The Oracle works with any prediction domain (crypto markets, project outcomes, hiring decisions) but was designed with probabilistic markets in mind.
Quick Example
# Record a prediction
omega_oracle_record(
record_type="prediction",
content="BTC will close above 70k by end of March",
data={"market_id": "btc-70k-march", "our_probability": 0.72, "market_price": 0.65, "edge": 0.07}
)
# Later, resolve it
omega_oracle_resolve(market_id="btc-70k-march", outcome="yes")

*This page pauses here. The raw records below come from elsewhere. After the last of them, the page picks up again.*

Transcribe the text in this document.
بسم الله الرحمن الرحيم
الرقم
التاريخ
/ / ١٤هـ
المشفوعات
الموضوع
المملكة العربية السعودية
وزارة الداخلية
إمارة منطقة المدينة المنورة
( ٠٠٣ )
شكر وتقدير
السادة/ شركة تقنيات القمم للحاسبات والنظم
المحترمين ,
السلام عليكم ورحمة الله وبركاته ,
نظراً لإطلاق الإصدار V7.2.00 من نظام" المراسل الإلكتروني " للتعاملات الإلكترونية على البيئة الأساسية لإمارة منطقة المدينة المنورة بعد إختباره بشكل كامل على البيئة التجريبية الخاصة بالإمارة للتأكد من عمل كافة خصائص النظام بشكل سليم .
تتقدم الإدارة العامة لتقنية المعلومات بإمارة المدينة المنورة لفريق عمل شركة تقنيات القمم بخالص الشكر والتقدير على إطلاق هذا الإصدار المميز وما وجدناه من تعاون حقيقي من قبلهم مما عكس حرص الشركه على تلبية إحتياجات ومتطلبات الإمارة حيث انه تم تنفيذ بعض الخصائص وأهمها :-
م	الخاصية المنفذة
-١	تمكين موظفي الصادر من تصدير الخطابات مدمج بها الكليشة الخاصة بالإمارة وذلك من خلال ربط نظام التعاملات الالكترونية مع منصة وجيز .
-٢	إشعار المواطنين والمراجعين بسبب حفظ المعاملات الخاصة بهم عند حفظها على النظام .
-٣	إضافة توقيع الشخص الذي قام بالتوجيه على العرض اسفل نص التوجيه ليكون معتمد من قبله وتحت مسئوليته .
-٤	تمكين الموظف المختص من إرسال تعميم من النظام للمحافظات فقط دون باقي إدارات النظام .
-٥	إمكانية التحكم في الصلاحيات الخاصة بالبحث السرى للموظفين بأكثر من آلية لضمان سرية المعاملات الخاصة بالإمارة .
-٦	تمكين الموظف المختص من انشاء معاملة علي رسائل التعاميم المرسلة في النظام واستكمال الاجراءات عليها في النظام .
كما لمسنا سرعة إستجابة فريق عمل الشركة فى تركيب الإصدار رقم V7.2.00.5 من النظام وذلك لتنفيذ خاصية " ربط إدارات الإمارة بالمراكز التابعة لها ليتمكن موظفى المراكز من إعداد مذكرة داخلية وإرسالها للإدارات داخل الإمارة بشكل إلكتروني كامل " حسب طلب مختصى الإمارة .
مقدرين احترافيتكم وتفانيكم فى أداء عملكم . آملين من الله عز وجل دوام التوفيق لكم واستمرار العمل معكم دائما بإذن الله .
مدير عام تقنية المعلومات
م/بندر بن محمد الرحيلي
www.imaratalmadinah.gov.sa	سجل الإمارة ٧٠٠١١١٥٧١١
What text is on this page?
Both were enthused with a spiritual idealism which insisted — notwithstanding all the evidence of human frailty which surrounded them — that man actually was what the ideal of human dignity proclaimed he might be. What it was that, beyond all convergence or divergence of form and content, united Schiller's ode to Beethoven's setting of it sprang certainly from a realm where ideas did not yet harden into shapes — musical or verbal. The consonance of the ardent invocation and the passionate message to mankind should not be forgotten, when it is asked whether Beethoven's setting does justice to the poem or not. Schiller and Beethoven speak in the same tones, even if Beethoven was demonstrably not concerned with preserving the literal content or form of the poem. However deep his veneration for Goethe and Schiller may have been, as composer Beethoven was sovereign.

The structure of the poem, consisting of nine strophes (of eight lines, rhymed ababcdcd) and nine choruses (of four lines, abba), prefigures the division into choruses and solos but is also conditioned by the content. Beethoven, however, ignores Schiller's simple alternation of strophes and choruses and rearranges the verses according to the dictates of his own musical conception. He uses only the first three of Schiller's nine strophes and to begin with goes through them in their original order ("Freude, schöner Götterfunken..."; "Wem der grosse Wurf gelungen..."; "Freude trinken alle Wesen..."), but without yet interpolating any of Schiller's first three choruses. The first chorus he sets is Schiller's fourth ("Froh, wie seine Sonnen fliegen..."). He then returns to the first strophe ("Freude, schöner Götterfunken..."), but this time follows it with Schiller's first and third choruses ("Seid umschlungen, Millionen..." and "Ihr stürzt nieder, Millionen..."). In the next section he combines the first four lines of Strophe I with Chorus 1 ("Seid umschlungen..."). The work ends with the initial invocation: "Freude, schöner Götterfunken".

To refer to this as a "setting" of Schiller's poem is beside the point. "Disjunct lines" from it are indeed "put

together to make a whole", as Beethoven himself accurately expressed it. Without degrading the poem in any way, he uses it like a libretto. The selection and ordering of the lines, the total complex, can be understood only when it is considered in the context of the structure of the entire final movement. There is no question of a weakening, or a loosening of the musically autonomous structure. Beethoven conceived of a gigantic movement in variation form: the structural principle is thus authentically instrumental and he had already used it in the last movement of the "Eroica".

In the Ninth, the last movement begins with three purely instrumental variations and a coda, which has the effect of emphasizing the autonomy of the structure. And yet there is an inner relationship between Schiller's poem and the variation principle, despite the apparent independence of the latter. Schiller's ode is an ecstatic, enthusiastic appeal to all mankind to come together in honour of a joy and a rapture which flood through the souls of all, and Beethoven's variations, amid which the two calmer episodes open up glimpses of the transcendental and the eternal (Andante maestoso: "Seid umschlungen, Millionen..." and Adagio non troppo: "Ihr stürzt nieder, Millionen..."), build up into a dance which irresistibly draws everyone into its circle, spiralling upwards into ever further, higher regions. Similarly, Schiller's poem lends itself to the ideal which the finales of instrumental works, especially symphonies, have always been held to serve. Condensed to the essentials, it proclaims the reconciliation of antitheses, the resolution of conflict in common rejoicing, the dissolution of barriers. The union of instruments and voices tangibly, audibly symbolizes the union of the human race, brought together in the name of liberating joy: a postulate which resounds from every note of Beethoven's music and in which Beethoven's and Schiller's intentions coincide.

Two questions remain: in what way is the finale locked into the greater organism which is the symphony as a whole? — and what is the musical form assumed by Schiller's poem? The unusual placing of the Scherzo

# Analyze your calibration
omega_oracle_analyze(view="calibration")
# Get a full briefing
omega_oracle_analyze(view="briefing")
Tools Reference
| Tool | Purpose |
|---|---|
omega_oracle_record | Record a prediction, wallet score, regime change, or signal snapshot. Accepts structured data with domain-specific fields. |
omega_oracle_resolve | Mark a prediction as resolved (yes/no outcome) by market_id. Computes P&L. |
omega_oracle_analyze | Compute analytical views: calibration, signals, wallets, bias, playbook, or briefing (composite). |
omega_oracle_status | Dashboard: prediction count, resolved count, Brier score, active regime, signal/wallet coverage. |
Record Types
| Type | Purpose | Key Data Fields |
|---|---|---|
prediction | A probabilistic forecast | market_id, our_probability, market_price, edge, confidence, signals_present, regime, time_horizon_days |
wallet_score | Track a wallet's accuracy | address, brier_score, trade_count, win_rate, is_informed |
regime_change | Log a market regime transition | from_regime, to_regime, confidence |
signal_snapshot | Capture raw signal data for later analysis | Signal-specific fields |
Analytical Views
| View | What It Computes |
|---|---|
calibration | Brier score, calibration curve (predicted vs actual probability), overconfidence/underconfidence detection |
signals | Per-signal accuracy: which signals were present in correct vs incorrect predictions |
wallets | Top wallets ranked by prediction accuracy. Identifies informed traders. |
bias | Systematic mispricings: where your predictions consistently deviate from outcomes |
playbook | Optimal strategy per regime based on historical performance |
briefing | Composite of all views. Use as pre-session context for probability estimation tasks. |
Common Workflows
Track a Prediction
Record the prediction with structured data:
omega_oracle_record(
record_type="prediction",
content="ETH will flip 4k before Q2",
data={
"market_id": "eth-4k-q2",
"our_probability": 0.45,
"market_price": 0.38,
"edge": 0.07,
"confidence": "medium",
"signals_present": ["momentum", "on-chain-accumulation"],
"regime": "bull",
"time_horizon_days": 90
}
)
Resolve When Outcome is Known
omega_oracle_resolve(market_id="eth-4k-q2", outcome="no")
Check Overall Calibration
omega_oracle_analyze(view="calibration", days=90)
# Returns: Brier score, calibration curve, sample size
A Brier score of 0.0 is perfect; 0.25 is random. Aim for below 0.15 for useful predictions.
Get Pre-Session Briefing
Before a prediction session, load historical context:
omega_oracle_analyze(view="briefing", market_type="btc")
# Returns: calibration, recent signals, wallet rankings, bias patterns, regime playbook
Track Regime Changes
omega_oracle_record(
record_type="regime_change",
content="Market shifted from accumulation to markup phase",
data={"from_regime": "accumulation", "to_regime": "markup", "confidence": 0.85}
)
Dashboard
Quick status check:
omega_oracle_status()
# Returns: 47 predictions, 31 resolved, Brier: 0.12, regime: markup, 5 signals tracked
Tips
- Resolve predictions promptly. Unresolved predictions cannot contribute to calibration analysis. The more resolved data, the more accurate your Brier score.
- Use the briefing view before prediction sessions. It aggregates all analytical views into a single context dump, giving you historical awareness before making new forecasts.
- Track signals consistently. The
signals_presentfield on predictions enables per-signal accuracy analysis. If you always record which signals were present, you can identify which ones actually predict outcomes. - Brier score improves with volume. Below 30 resolved predictions, the score is noisy. Above 100, it becomes a reliable measure of your forecasting ability.
- Regime awareness matters. Strategies that work in one regime (e.g., bull market) may fail in another. Use the
playbookview to see regime-specific performance. - Market type scoping. Use
market_typeto separate predictions by domain (e.g., "btc", "eth", "hiring"). This keeps calibration analysis clean across different prediction domains.